Arabian and Panamanian Tales
  Joha
 


Joha is a legendary figure who lived during the Middle Ages (around 13th century). Many nations of the Near, Middle East and Central Asia claim the Nasreddin as their own. His name also is spelled differently in various cultures. In the Arabian Peninsula and he is called Juha, in Algeria, Jeha, in Morocco, Jh, and he is called Jawha in Sudan. Much of Joha's actions can be described as illogical yet logical, rational yet irrational, bizarre yet normal, foolish yet sharp, and simple yet profound. What adds even further to his uniqueness is the way he gets across his messages in unconventional yet very effective methods in a profound simplicity.
Today, Joha stories are told in a wide variety of regions, and have been translated into many languages.

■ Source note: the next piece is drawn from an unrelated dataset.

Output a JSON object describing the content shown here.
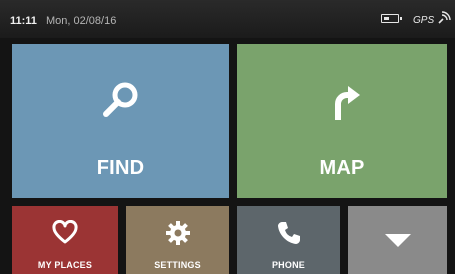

Some regions independently developed a character similar to Joha, and the stories have become part of a larger whole. In many regions, Joha is a major part of the culture, and is quoted or alluded to frequently in daily life. Since there are thousands of different Joha stories, one can be found to fit almost any occasion. 
 Joha stories are known throughout the Middle East and have touched cultures around the world. Superficially, most of Joha stories may be told as jokes or humorous anecdotes. But it is inherent in a Joha story that it may be understood at many levels. There is the joke, followed by a moral — and usually the little extra which brings the consciousness of the potential mystic a little further on the way to realization.
One Friday Joha mounted the minbar, a pulpit in the mosque where the Imam stands to deliver sermons, and addressed the congregation. "O Believers," asked Joha, "do you know what I am about to say?" "No, we don't," chorused the congregation. Joha paused dramatically, then said: "If you don't know what I'm going to say, then what's the use of my talking?" And he descended from the minbar. The congregation looked at one another in confusion. A week went by, and when Friday came, Joha once more climbed the steps of the minbar and addressed the congregation. "O Believers, do you know what I am about to say?" This time the congregation was not going to be caught napping. "Yes," they all answered. "We know what you are about to say." Joha again paused dramatically. Then he said, "Since you all know what I'm about to say, there's no need for me to say it." And he descended from the minbar. The congregation was bewildered. Finally, they decided that next Friday, one half of them would answer "no" to the shaikh's question, and the other half would answer "yes." A week went by, and when Friday came, the faithful hurried to the mosque. Joha mounted the minbar. "O Believers," he said, "do you know what I am about to say?" "No!" shouted half the congregation. "Yes!" shouted the other half. Joha paused dramatically. Then he said, "Very good. Those of you who know tell those who don't." And he descended from the minbar.